Wednesday, April 18, 2007


I was going to rapturize about seeing "Meet The Robinsons" in Real 3D the other night, but something more important has come up. Real important. EXTREMELY important. For fans of rock -n- roll and rock-n- roll movies, the most important announcement in the history of home video. This is not hyperbole. This is the honest truth.

on June 19th, 2007, the landmark concert film "The T.A.M.I. Show" will be released on DVD; completely uncut (with the full Beach Boys performance) and... wait for it... full director's commentary by Electronovision wunderkind Steve Binder!!!!! For any youngsters out there or anyone who doesn't have a enthusiasm for 1960's rock and pop, this is truly a big deal. It's never been released on video legally in the USA and most grey market and bootleg versions were from 16mm or 8mm dupes or from it's early 80's broadcast on the USA network's "Night Flight". Those versions varied in quality and NONE of them included the Beach Boys performance.

Now, what EXACTLY was "The T.A.M.I. Show" all about? First of all, it has nothing to do with the smartly titled alternative band from the 80's and 90's. It was a 2 day rock show extravaganza that was held in California and shot before early video cameras, transferred to film, edited and released theatrically on that medium. That Kine scope like process was dubbed Electronovision for this film's release. You see, while concerts in the early 1960's were typically caravans with 5 or 6 acts along with a headliner, a lot of these acts didn't really get to the heartland on America. Therefore, it was genius on the part of the producers of this film that they round up every big act of 1964 (save for The Beatles and The Four Seasons) and make a 2 hour theatrical extravaganza that would barnstorm the country and play theatres and, most importantly, drive-ins in towns that wouldn't ever see such acts live.
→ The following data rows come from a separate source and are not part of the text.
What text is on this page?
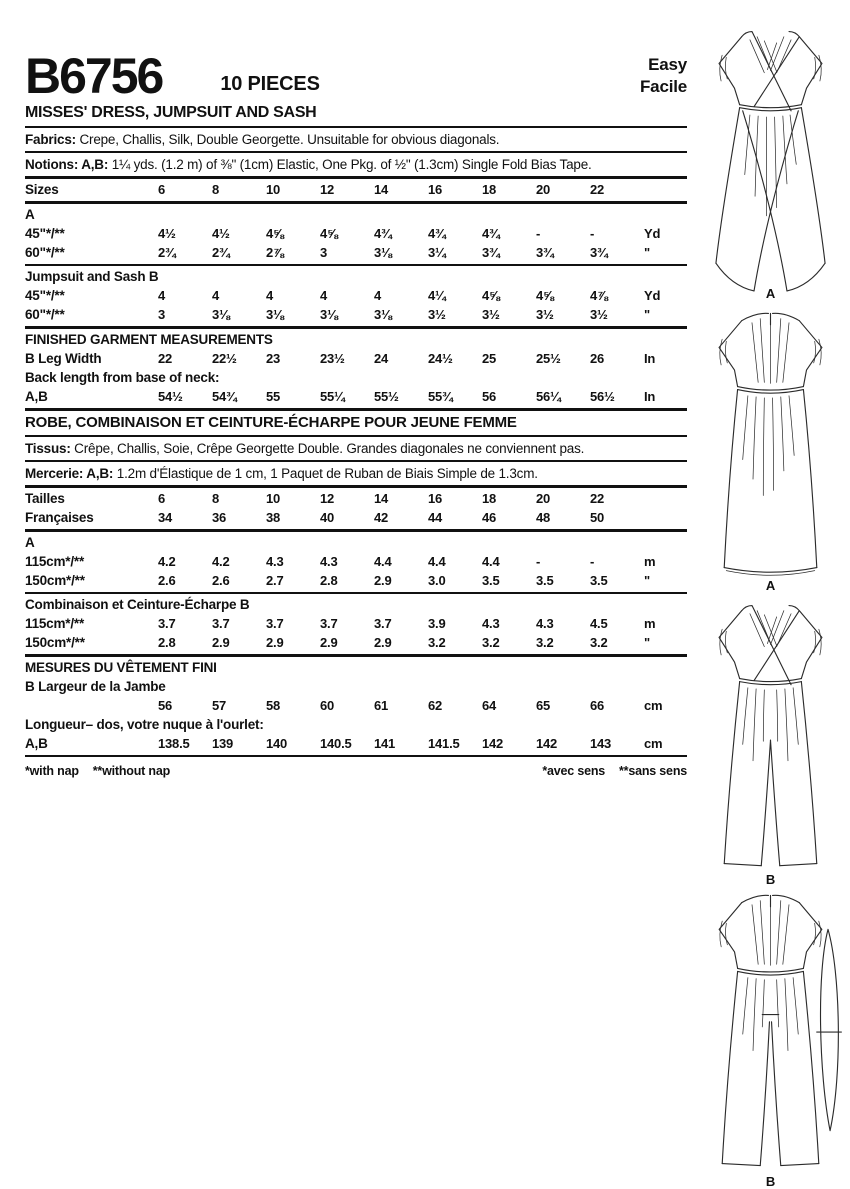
B6756	10 PIECES
Easy
Facile
MISSES' DRESS, JUMPSUIT AND SASH
Fabrics: Crepe, Challis, Silk, Double Georgette. Unsuitable for obvious diagonals.
Notions: A,B: 1¼ yds. (1.2 m) of ⅜" (1cm) Elastic, One Pkg. of ½" (1.3cm) Single Fold Bias Tape.
Sizes	6	8	10	12	14	16	18	20	22
A
45"*/**	4½	4½	4⅝	4⅝	4¾	4¾	4¾	-	-	Yd
60"*/**	2¾	2¾	2⅞	3	3⅛	3¼	3¾	3¾	3¾	"
Jumpsuit and Sash B
45"*/**	4	4	4	4	4	4¼	4⅝	4⅝	4⅞	Yd
60"*/**	3	3⅛	3⅛	3⅛	3⅛	3½	3½	3½	3½	"
FINISHED GARMENT MEASUREMENTS
B Leg Width	22	22½	23	23½	24	24½	25	25½	26	In
Back length from base of neck:
A,B	54½	54¾	55	55¼	55½	55¾	56	56¼	56½	In
ROBE, COMBINAISON ET CEINTURE-ÉCHARPE POUR JEUNE FEMME
Tissus: Crêpe, Challis, Soie, Crêpe Georgette Double. Grandes diagonales ne conviennent pas.
Mercerie: A,B: 1.2m d'Élastique de 1 cm, 1 Paquet de Ruban de Biais Simple de 1.3cm.
Tailles	6	8	10	12	14	16	18	20	22
Françaises	34	36	38	40	42	44	46	48	50
A
115cm*/**	4.2	4.2	4.3	4.3	4.4	4.4	4.4	-	-	m
150cm*/**	2.6	2.6	2.7	2.8	2.9	3.0	3.5	3.5	3.5	"
Combinaison et Ceinture-Écharpe B
115cm*/**	3.7	3.7	3.7	3.7	3.7	3.9	4.3	4.3	4.5	m
150cm*/**	2.8	2.9	2.9	2.9	2.9	3.2	3.2	3.2	3.2	"
MESURES DU VÊTEMENT FINI
B Largeur de la Jambe
56	57	58	60	61	62	64	65	66	cm
Longueur– dos, votre nuque à l'ourlet:
A,B	138.5	139	140	140.5	141	141.5	142	142	143	cm
*with nap **without nap	*avec sens **sans sens
A
A
B
B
"The T.A.M.I. Show" (T.A.M.I. means either "Teen-Age Music International", what the AIP ads for the film advertised, or "Teenage Awards Music International", what was on some movie posters and ad material) was hosted by Jan and Dean and featured musical performances by them, along with Chuck Berry, Gerry and the Pacemakers, Smokey Robinson and the Miracles, Marvin Gaye, The Beach Boys, Leslie Gore, The Supremes, Billy J. Kramer and the Dakotas, The Barbarians, James Brown and his Famous Flames and, rounding out the show The Rolling Stones!!!!!!! All of this is shot on video in glorious black and white and super realistic monophonic sound augmented by a horde of screaming girls in the audience. It's the meaning of life captured on Kine scope. I'm so incredibly excited that this movie is FINALLY being released on video, I can't stop smiling. I can finally get rid of my dupey tapes and stop the further ruination of my 8mm film print from constant runs through my projector.
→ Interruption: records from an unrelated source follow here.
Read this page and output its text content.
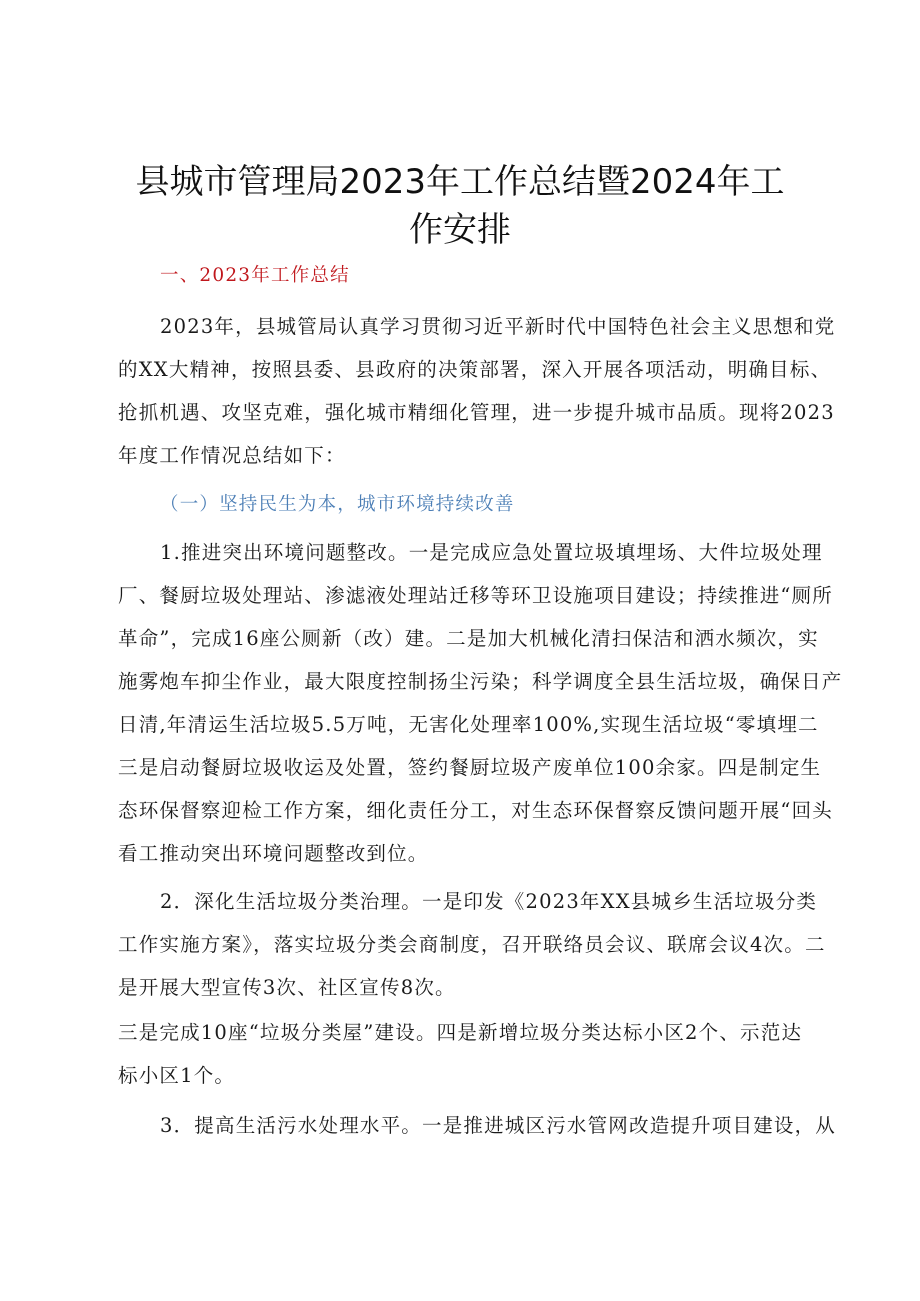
县城市管理局2023年工作总结暨2024年工
作安排
一、2023年工作总结
2023年，县城管局认真学习贯彻习近平新时代中国特色社会主义思想和党
的XX大精神，按照县委、县政府的决策部署，深入开展各项活动，明确目标、
抢抓机遇、攻坚克难，强化城市精细化管理，进一步提升城市品质。现将2023
年度工作情况总结如下：
（一）坚持民生为本，城市环境持续改善
1.推进突出环境问题整改。一是完成应急处置垃圾填埋场、大件垃圾处理
厂、餐厨垃圾处理站、渗滤液处理站迁移等环卫设施项目建设；持续推进“厕所
革命”，完成16座公厕新（改）建。二是加大机械化清扫保洁和洒水频次，实
施雾炮车抑尘作业，最大限度控制扬尘污染；科学调度全县生活垃圾，确保日产
日清,年清运生活垃圾5.5万吨，无害化处理率100%,实现生活垃圾“零填埋二
三是启动餐厨垃圾收运及处置，签约餐厨垃圾产废单位100余家。四是制定生
态环保督察迎检工作方案，细化责任分工，对生态环保督察反馈问题开展“回头
看工推动突出环境问题整改到位。
2．深化生活垃圾分类治理。一是印发《2023年XX县城乡生活垃圾分类
工作实施方案》，落实垃圾分类会商制度，召开联络员会议、联席会议4次。二
是开展大型宣传3次、社区宣传8次。
三是完成10座“垃圾分类屋”建设。四是新增垃圾分类达标小区2个、示范达
标小区1个。
3．提高生活污水处理水平。一是推进城区污水管网改造提升项目建设，从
Simply put, you need to own this one if you have any interest in music history, film history, pop culture history or any and all of the above. There are so many highlights that it's hard to list them all without getting long winded. Suffice it to say, between the opening credits with Jan and Dean skateboarding and Diana Ross applying lipstick in EXTREME CLOSE UP and the grand finale of the film with the exhausting double whammy of James Brown in his absolute prime and the primal blues of early Rolling Stones, you'll find something to like, love, remember and cherish. God, I adore this movie.

I got it preordered at DVD Pacific for $10.23 shipped (the retail is $14.99), but I'll probably buy a copy at Best Buy on the release date and I'm sure I'll be getting one or two as Birthday gifts as it's being released one week before my birthday.

I really can't believe it's actually being released. I really can't.